I am getting myself confused with dplyr and if_any
. I am trying to perform something along these lines:
If a column is present then evaluate an expression. If not return a
FALSE
.
So these three scenarios capture what I am thinking:
library(dplyr)
dat <- data.frame(x = 1)
## GOOD: if foo_col is NA then return FALSE
dat %>%
mutate(foo_col = NA_character_) %>%
mutate(present = if_any(matches("foo_col"), ~ !is.na(.x)))
#> x foo_col present
#> 1 1 <NA> FALSE
## GOOD: if foo_col is not NA return FALSE
dat %>%
mutate(foo_col = "value") %>%
mutate(present = if_any(matches("foo_col"), ~ !is.na(.x)))
#> x foo_col present
#> 1 1 value TRUE
## NOT GOOD: if foo_col is absent, return TRUE? Want this to be FALSE.
dat %>%
mutate(present = if_any(matches("foo_col"), ~ !is.na(.x)))
#> x present
#> 1 1 TRUE
So can anyone suggest a way to determine how I could check for the is.na
condition but also if the column is actually there?
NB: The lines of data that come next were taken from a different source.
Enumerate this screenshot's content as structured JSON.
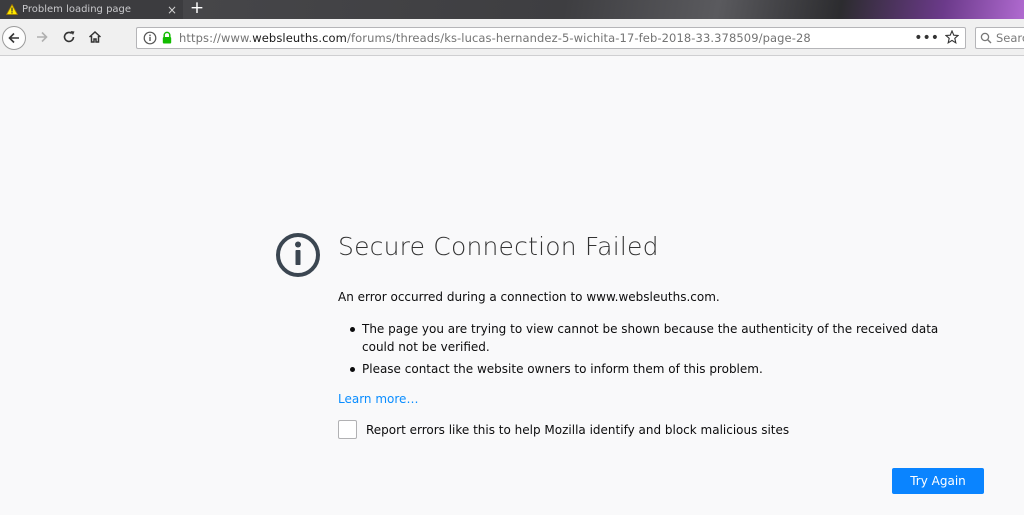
{
  "tab": {
    "title": "Problem loading page",
    "close_label": "×",
    "new_tab_label": "+"
  },
  "navbar": {
    "url_prefix": "https://www.",
    "url_domain": "websleuths.com",
    "url_path": "/forums/threads/ks-lucas-hernandez-5-wichita-17-feb-2018-33.378509/page-28",
    "page_actions_label": "•••",
    "search_placeholder": "Searc"
  },
  "error": {
    "title": "Secure Connection Failed",
    "description": "An error occurred during a connection to www.websleuths.com.",
    "bullets": [
      "The page you are trying to view cannot be shown because the authenticity of the received data could not be verified.",
      "Please contact the website owners to inform them of this problem."
    ],
    "learn_more": "Learn more…",
    "report_label": "Report errors like this to help Mozilla identify and block malicious sites",
    "try_again": "Try Again"
  },
  "colors": {
    "accent": "#0a84ff",
    "page_bg": "#f9f9fa",
    "icon": "#3b4651"
  },
  "icons": [
    "warning-icon",
    "back-arrow-icon",
    "forward-arrow-icon",
    "reload-icon",
    "home-icon",
    "info-icon",
    "lock-icon",
    "bookmark-star-icon",
    "search-icon",
    "error-info-icon"
  ]
}
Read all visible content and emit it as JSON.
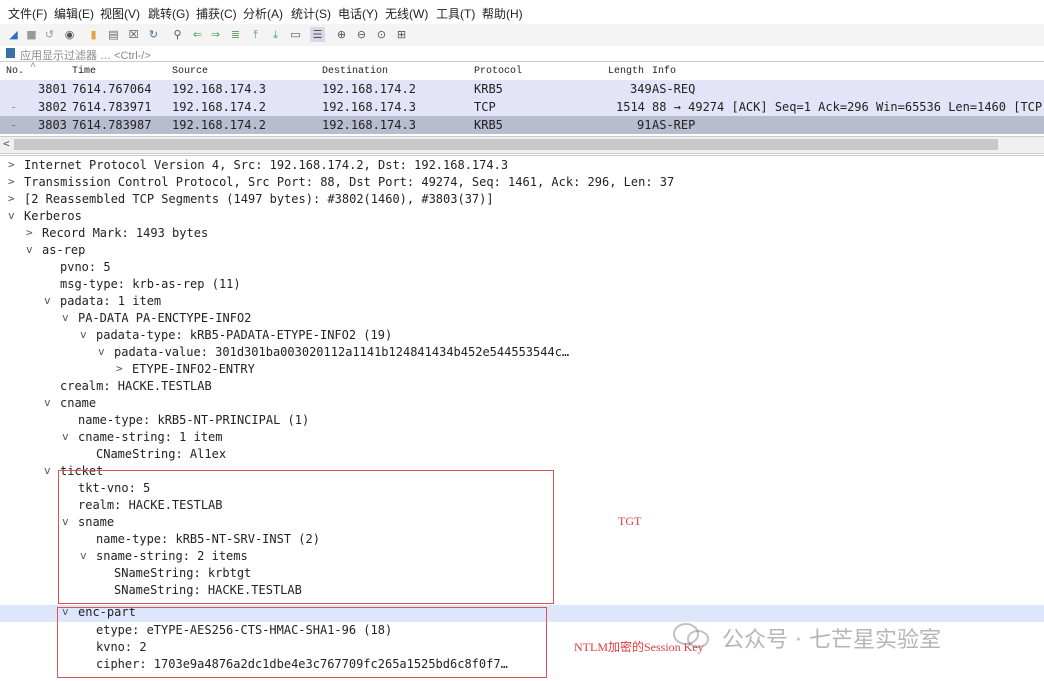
{
  "menu": [
    "文件(F)",
    "编辑(E)",
    "视图(V)",
    "跳转(G)",
    "捕获(C)",
    "分析(A)",
    "统计(S)",
    "电话(Y)",
    "无线(W)",
    "工具(T)",
    "帮助(H)"
  ],
  "filter": {
    "placeholder": "应用显示过滤器 … <Ctrl-/>"
  },
  "columns": {
    "no": "No.",
    "time": "Time",
    "source": "Source",
    "destination": "Destination",
    "protocol": "Protocol",
    "length": "Length",
    "info": "Info"
  },
  "packets": [
    {
      "no": "3801",
      "time": "7614.767064",
      "src": "192.168.174.3",
      "dst": "192.168.174.2",
      "proto": "KRB5",
      "len": "349",
      "info": "AS-REQ"
    },
    {
      "no": "3802",
      "time": "7614.783971",
      "src": "192.168.174.2",
      "dst": "192.168.174.3",
      "proto": "TCP",
      "len": "1514",
      "info": "88 → 49274 [ACK] Seq=1 Ack=296 Win=65536 Len=1460 [TCP"
    },
    {
      "no": "3803",
      "time": "7614.783987",
      "src": "192.168.174.2",
      "dst": "192.168.174.3",
      "proto": "KRB5",
      "len": "91",
      "info": "AS-REP"
    }
  ],
  "tree": [
    {
      "arrow": ">",
      "text": "Internet Protocol Version 4, Src: 192.168.174.2, Dst: 192.168.174.3"
    },
    {
      "arrow": ">",
      "text": "Transmission Control Protocol, Src Port: 88, Dst Port: 49274, Seq: 1461, Ack: 296, Len: 37"
    },
    {
      "arrow": ">",
      "text": "[2 Reassembled TCP Segments (1497 bytes): #3802(1460), #3803(37)]"
    },
    {
      "arrow": "v",
      "text": "Kerberos"
    },
    {
      "arrow": ">",
      "text": "Record Mark: 1493 bytes"
    },
    {
      "arrow": "v",
      "text": "as-rep"
    },
    {
      "arrow": "",
      "text": "pvno: 5"
    },
    {
      "arrow": "",
      "text": "msg-type: krb-as-rep (11)"
    },
    {
      "arrow": "v",
      "text": "padata: 1 item"
    },
    {
      "arrow": "v",
      "text": "PA-DATA PA-ENCTYPE-INFO2"
    },
    {
      "arrow": "v",
      "text": "padata-type: kRB5-PADATA-ETYPE-INFO2 (19)"
    },
    {
      "arrow": "v",
      "text": "padata-value: 301d301ba003020112a1141b124841434b452e544553544c…"
    },
    {
      "arrow": ">",
      "text": "ETYPE-INFO2-ENTRY"
    },
    {
      "arrow": "",
      "text": "crealm: HACKE.TESTLAB"
    },
    {
      "arrow": "v",
      "text": "cname"
    },
    {
      "arrow": "",
      "text": "name-type: kRB5-NT-PRINCIPAL (1)"
    },
    {
      "arrow": "v",
      "text": "cname-string: 1 item"
    },
    {
      "arrow": "",
      "text": "CNameString: Al1ex"
    },
    {
      "arrow": "v",
      "text": "ticket"
    },
    {
      "arrow": "",
      "text": "tkt-vno: 5"
    },
    {
      "arrow": "",
      "text": "realm: HACKE.TESTLAB"
    },
    {
      "arrow": "v",
      "text": "sname"
    },
    {
      "arrow": "",
      "text": "name-type: kRB5-NT-SRV-INST (2)"
    },
    {
      "arrow": "v",
      "text": "sname-string: 2 items"
    },
    {
      "arrow": "",
      "text": "SNameString: krbtgt"
    },
    {
      "arrow": "",
      "text": "SNameString: HACKE.TESTLAB"
    },
    {
      "arrow": "v",
      "text": "enc-part"
    },
    {
      "arrow": "",
      "text": "etype: eTYPE-AES256-CTS-HMAC-SHA1-96 (18)"
    },
    {
      "arrow": "",
      "text": "kvno: 2"
    },
    {
      "arrow": "",
      "text": "cipher: 1703e9a4876a2dc1dbe4e3c767709fc265a1525bd6c8f0f7…"
    }
  ],
  "annotations": {
    "tgt": "TGT",
    "session_key": "NTLM加密的Session Key"
  },
  "watermark": "公众号 · 七芒星实验室",
  "colors": {
    "accent_red": "#d9534f",
    "selected_row": "#b8bccf",
    "krb_row": "#e4e4f8",
    "highlight_row": "#dde6fb"
  }
}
CodePudding user response:
If we need the last to be FALSE
while giving the TRUE/FALSE for the other two cases
library(dplyr)
dat %>%
mutate(present = ncol(pick(matches("foo_col"))) > 0 &
if_any(matches("foo_col"), ~ !is.na(.x)))
-output
x present
1 1 FALSE
Or as @boshek mentioned in the comments, rlang::is_empty
should work as well
dat %>%
mutate(present = !rlang::is_empty((across(matches("foo_col")))) &
if_any(matches("foo_col"), ~ !is.na(.x)))
-output
x present
1 1 FALSE
For the other cases
> dat %>%
mutate(foo_col = NA_character_) %>%
mutate(present = ncol(pick(matches("foo_col"))) > 0 &if_any(matches("foo_col"), ~ !is.na(.x)))
x foo_col present
1 1 <NA> FALSE
> dat %>%
mutate(foo_col = "value") %>%
mutate(present = ncol(pick(matches("foo_col"))) > 0 & if_any(matches("foo_col"), ~ !is.na(.x)))
x foo_col present
1 1 value TRUE
NOTE: But this test cannot differentiate the FALSE
from the NA
cases and column not found FALSE